Come è cambiata la tua vita una volta tornata in libertà?
Per alcuni anni ho retto bene e li ho trascorsi come se nulla fosse stato. Poi ho avuto un tracollo psicologico e sono dovuta andare in terapia per 3/4 anni senza mai ricevere alcun aiuto dalla Stato. Poi la dottoressa, che mi aveva in cura, mi ha aiutato a raccontare e così con mio marito Ariel decidemmo di parlarne alle nostre figlie che fino a quel momento non avevano saputo nulla in quanto ancora bambine di nove e dodici anni. Nessuno, per fortuna, le aveva mai informate di quanto mi fosse accaduto. Una sera a cena dicemmo loro che volevamo raccontare una storia, loro ci chiesero se fosse bella o brutta e noi rispondemmo che si trattava di una brutta storia ma con un lieto fine. Anche per loro, ovviamente, fu un grosso dispiacere.

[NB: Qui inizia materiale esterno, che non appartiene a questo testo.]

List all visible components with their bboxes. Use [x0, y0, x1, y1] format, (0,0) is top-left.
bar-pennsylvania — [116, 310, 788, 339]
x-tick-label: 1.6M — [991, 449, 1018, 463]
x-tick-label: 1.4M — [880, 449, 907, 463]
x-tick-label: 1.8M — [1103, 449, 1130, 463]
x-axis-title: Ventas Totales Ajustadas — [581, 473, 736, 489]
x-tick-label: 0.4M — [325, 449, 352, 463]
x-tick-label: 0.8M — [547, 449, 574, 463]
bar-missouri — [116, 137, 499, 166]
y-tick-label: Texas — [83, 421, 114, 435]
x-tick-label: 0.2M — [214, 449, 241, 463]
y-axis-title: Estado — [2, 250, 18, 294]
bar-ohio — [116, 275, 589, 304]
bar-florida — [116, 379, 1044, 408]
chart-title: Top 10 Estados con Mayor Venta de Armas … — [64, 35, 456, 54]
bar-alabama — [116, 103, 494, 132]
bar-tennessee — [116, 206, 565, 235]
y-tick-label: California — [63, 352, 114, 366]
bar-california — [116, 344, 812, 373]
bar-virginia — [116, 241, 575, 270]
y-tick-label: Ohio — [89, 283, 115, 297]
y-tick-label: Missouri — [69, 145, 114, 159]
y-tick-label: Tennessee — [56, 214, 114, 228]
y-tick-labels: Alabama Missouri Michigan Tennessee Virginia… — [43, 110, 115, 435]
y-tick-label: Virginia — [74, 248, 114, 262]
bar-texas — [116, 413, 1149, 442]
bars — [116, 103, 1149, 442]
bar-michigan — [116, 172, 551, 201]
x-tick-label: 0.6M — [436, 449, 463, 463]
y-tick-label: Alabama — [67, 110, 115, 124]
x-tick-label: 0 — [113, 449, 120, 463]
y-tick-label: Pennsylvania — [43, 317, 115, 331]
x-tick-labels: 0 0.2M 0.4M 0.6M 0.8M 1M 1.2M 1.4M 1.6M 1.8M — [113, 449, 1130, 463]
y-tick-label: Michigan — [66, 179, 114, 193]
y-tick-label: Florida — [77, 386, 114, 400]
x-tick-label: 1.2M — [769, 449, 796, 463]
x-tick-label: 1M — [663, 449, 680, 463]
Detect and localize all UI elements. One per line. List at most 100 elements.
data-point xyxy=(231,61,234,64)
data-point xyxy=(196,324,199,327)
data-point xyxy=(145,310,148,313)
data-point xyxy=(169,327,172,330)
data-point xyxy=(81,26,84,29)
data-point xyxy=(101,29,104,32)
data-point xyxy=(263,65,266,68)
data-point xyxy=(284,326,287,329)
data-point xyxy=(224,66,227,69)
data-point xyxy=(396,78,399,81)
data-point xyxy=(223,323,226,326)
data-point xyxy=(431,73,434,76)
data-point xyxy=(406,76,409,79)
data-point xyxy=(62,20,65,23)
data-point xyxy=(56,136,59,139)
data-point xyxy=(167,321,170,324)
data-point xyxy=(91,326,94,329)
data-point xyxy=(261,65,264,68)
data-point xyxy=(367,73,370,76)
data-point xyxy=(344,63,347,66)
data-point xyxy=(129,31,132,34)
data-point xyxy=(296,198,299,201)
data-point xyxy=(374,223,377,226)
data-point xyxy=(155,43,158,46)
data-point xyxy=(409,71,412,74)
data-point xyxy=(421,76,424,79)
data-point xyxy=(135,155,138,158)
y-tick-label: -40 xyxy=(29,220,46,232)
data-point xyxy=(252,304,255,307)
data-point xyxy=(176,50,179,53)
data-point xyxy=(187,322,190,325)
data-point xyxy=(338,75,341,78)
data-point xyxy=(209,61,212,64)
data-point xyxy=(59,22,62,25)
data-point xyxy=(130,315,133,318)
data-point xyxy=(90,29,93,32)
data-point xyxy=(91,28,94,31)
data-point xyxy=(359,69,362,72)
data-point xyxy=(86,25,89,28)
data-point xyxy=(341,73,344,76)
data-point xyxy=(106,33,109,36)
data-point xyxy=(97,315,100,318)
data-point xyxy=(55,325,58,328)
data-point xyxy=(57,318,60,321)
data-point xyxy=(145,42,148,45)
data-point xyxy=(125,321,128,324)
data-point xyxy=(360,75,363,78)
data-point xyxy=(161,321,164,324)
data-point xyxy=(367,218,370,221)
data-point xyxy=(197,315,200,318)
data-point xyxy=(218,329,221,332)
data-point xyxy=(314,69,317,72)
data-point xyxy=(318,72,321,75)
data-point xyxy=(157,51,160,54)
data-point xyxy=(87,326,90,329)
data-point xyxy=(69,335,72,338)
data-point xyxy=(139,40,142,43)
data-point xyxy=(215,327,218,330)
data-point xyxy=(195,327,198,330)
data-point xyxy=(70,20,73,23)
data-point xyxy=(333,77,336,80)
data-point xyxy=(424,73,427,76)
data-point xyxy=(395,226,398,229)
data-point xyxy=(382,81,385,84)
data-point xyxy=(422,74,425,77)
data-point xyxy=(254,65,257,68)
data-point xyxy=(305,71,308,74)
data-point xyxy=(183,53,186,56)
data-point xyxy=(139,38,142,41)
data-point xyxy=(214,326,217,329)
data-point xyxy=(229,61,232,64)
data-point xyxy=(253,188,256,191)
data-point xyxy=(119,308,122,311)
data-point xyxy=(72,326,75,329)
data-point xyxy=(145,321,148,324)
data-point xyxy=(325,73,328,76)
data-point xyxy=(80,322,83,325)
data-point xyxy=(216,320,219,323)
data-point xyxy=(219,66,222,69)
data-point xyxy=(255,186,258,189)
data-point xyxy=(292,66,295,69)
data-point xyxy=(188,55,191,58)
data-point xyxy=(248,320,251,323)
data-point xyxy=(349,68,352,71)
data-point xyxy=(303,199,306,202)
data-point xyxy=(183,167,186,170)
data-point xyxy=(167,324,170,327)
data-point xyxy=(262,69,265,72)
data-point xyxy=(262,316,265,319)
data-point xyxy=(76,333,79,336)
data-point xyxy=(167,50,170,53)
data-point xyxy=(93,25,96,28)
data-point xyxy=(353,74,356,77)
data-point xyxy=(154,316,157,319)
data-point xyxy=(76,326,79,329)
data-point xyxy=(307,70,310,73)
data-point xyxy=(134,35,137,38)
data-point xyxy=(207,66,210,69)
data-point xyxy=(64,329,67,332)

La presentazione del documentario ha riaperto ferite che credevi fossero rimarginate?
Sì, però, sono contenta. Mi fa piacere essere riuscita a condividere la mia esperienza anche con persone che non conoscevo. Ero gelosa di qualcosa che apparteneva solo a me ma era giusto condividerla, anche se nessuno può capire fino in fondo quali traumi io abbia subito.
Grazie Barbara per aver voluto condividere con i lettori di Riflessi una pessima esperienza ma che, come dicevi tu, giustamente, ha avuto un lieto fine. Poteva andare molto, molto peggio.